Earlier this year, Governor Gavin Newsom (D) signed into law legislation (CA AB 5) that will make it easier for gig economy workers to be classified as employees rather than independent contractors. While the bill exempts most traditional occupations (such as accountants, broker-dealers, doctors, investment advisors, lawyers, and others) from its scope, gig economy companies like Uber, Lyft, and Doordash would be required to classify workers as employees, thus guaranteeing minimum wage rates and other employee benefits. The passage of California’s AB 5 follows last year’s Dynamex Operations West, Inc. v. Superior Court of Los Angeles County case where the California Supreme Court ruled that Dynamex had misclassified its delivery drivers as independent contractors, rather than full-time employees. The court’s ruling assumes that workers should be classified as a W-2 employee unless the worker can answer “yes” to all three parts of the “ABC Test”:
The worker is free from the control and direction of the hirer in relation to the performance of the work, both under the contract and in fact;
The worker performs work that is outside the usual course of the hirer’s business; AND
The worker is customarily engaged in an independently established trade, occupation, or business of the same nature as the work performed for the hirer.

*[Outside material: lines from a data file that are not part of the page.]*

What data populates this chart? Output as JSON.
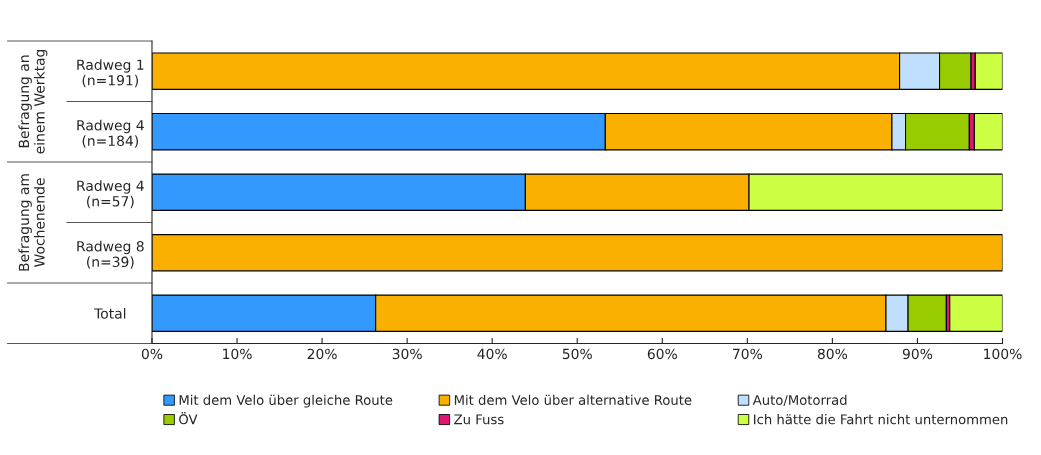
{
  "chart_data": {
    "type": "bar",
    "orientation": "horizontal",
    "stacked": true,
    "categories": [
      "Radweg 1\n(n=191)",
      "Radweg 4\n(n=184)",
      "Radweg 4\n(n=57)",
      "Radweg 8\n(n=39)",
      "Total"
    ],
    "series": [
      {
        "name": "Mit dem Velo über gleiche Route",
        "color": "#3399ff",
        "values": [
          null,
          53.3,
          43.9,
          null,
          26.3
        ]
      },
      {
        "name": "Mit dem Velo über alternative Route",
        "color": "#f9b000",
        "values": [
          87.9,
          33.7,
          26.3,
          100,
          60.0
        ]
      },
      {
        "name": "Auto/Motorrad",
        "color": "#c0dfff",
        "values": [
          4.7,
          1.6,
          null,
          null,
          2.6
        ]
      },
      {
        "name": "ÖV",
        "color": "#99cc00",
        "values": [
          3.7,
          7.5,
          null,
          null,
          4.5
        ]
      },
      {
        "name": "Zu Fuss",
        "color": "#e0176f",
        "values": [
          0.5,
          0.6,
          null,
          null,
          0.4
        ]
      },
      {
        "name": "Ich hätte die Fahrt nicht unternommen",
        "color": "#ccff44",
        "values": [
          3.2,
          3.3,
          29.8,
          null,
          6.2
        ]
      }
    ],
    "xlim": [
      0,
      100
    ],
    "xticks": [
      {
        "value": 0,
        "label": "0%"
      },
      {
        "value": 10,
        "label": "10%"
      },
      {
        "value": 20,
        "label": "20%"
      },
      {
        "value": 30,
        "label": "30%"
      },
      {
        "value": 40,
        "label": "40%"
      },
      {
        "value": 50,
        "label": "50%"
      },
      {
        "value": 60,
        "label": "60%"
      },
      {
        "value": 70,
        "label": "70%"
      },
      {
        "value": 80,
        "label": "80%"
      },
      {
        "value": 90,
        "label": "90%"
      },
      {
        "value": 100,
        "label": "100%"
      }
    ],
    "annotations": [
      "Befragung an\neinem Werktag",
      "Befragung am\nWochenende"
    ],
    "grid": false,
    "legend": "bottom"
  }
}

California’s AB 5 codified the court’s “ABC Test,” and now other states are looking to adopt and expand the Golden State’s path to ease classification of gig economy workers as traditional employees.
New Jersey Wants a Tougher “ABC Test”
Last week, New Jersey Senate President Stephen Sweeney (D) introduced legislation (NJ SB 4204) to revise the state’s existing ABC Test. The proposed legislation would amend both the “B” and “C” prongs in the existing ABC Test to make it more difficult to classify workers as independent contractors. It would eliminate part of the B prong that allows workers to be classified as independent contractors if “the service is performed outside of all the places of business of the employer for which the service is performed.” Additionally, the legislation would require workers to be engaged in activities “of the same nature as that involved in the work performed” to be classified as independent contractors. If enacted, many gig economy workers would be reclassified as employees.

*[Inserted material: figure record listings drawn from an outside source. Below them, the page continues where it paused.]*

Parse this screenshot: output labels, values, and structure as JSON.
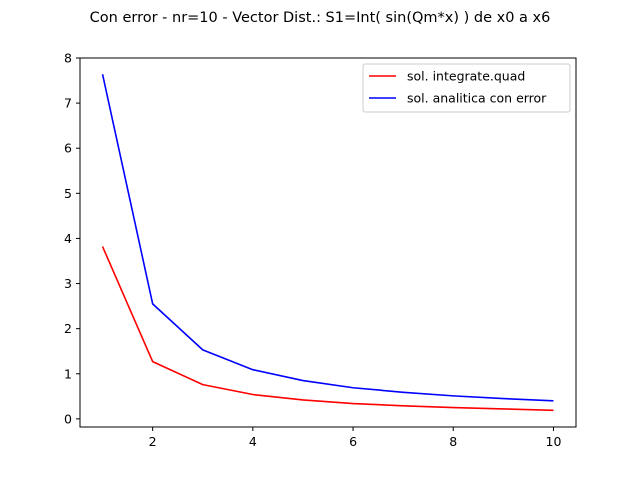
{
  "chart_data": {
    "type": "line",
    "title": "Con error - nr=10 - Vector Dist.: S1=Int( sin(Qm*x) ) de x0 a x6",
    "xlabel": "",
    "ylabel": "",
    "xlim": [
      0.55,
      10.45
    ],
    "ylim": [
      -0.18,
      8.0
    ],
    "xticks": [
      2,
      4,
      6,
      8,
      10
    ],
    "yticks": [
      0,
      1,
      2,
      3,
      4,
      5,
      6,
      7,
      8
    ],
    "grid": false,
    "legend_position": "upper right",
    "x": [
      1,
      2,
      3,
      4,
      5,
      6,
      7,
      8,
      9,
      10
    ],
    "series": [
      {
        "name": "sol. integrate.quad",
        "color": "#ff0000",
        "values": [
          3.82,
          1.27,
          0.76,
          0.54,
          0.42,
          0.34,
          0.29,
          0.25,
          0.22,
          0.19
        ]
      },
      {
        "name": "sol. analitica con error",
        "color": "#0000ff",
        "values": [
          7.64,
          2.55,
          1.53,
          1.09,
          0.85,
          0.69,
          0.59,
          0.51,
          0.45,
          0.4
        ]
      }
    ]
  }
}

Worker Classification Bills Spread Across States
During the 2019 session, lawmakers in nine states introduced legislation to adopt (or in the case of New Jersey, modify) an ABC Test to determine whether a worker should be classified as an employee or independent contractor. Until a more appealing alternative to provide gig economy workers with greater on-the-job protections and benefits is offered (perhaps the creation of a third classification of worker), expect additional blue states to pursue ABC Test legislation because classifying workers as employees is the most expedient way to guarantee more generous benefits to workers. Lawmakers in red states have reacted by proposing legislation to codify other, more lenient, employment status tests, like the 20-factor “right-to-control” test the IRS uses. Additionally, several states are also pursuing task forces on employee misclassification, suggesting an appetite to crack down on misclassification and to legislate on this issue in the future.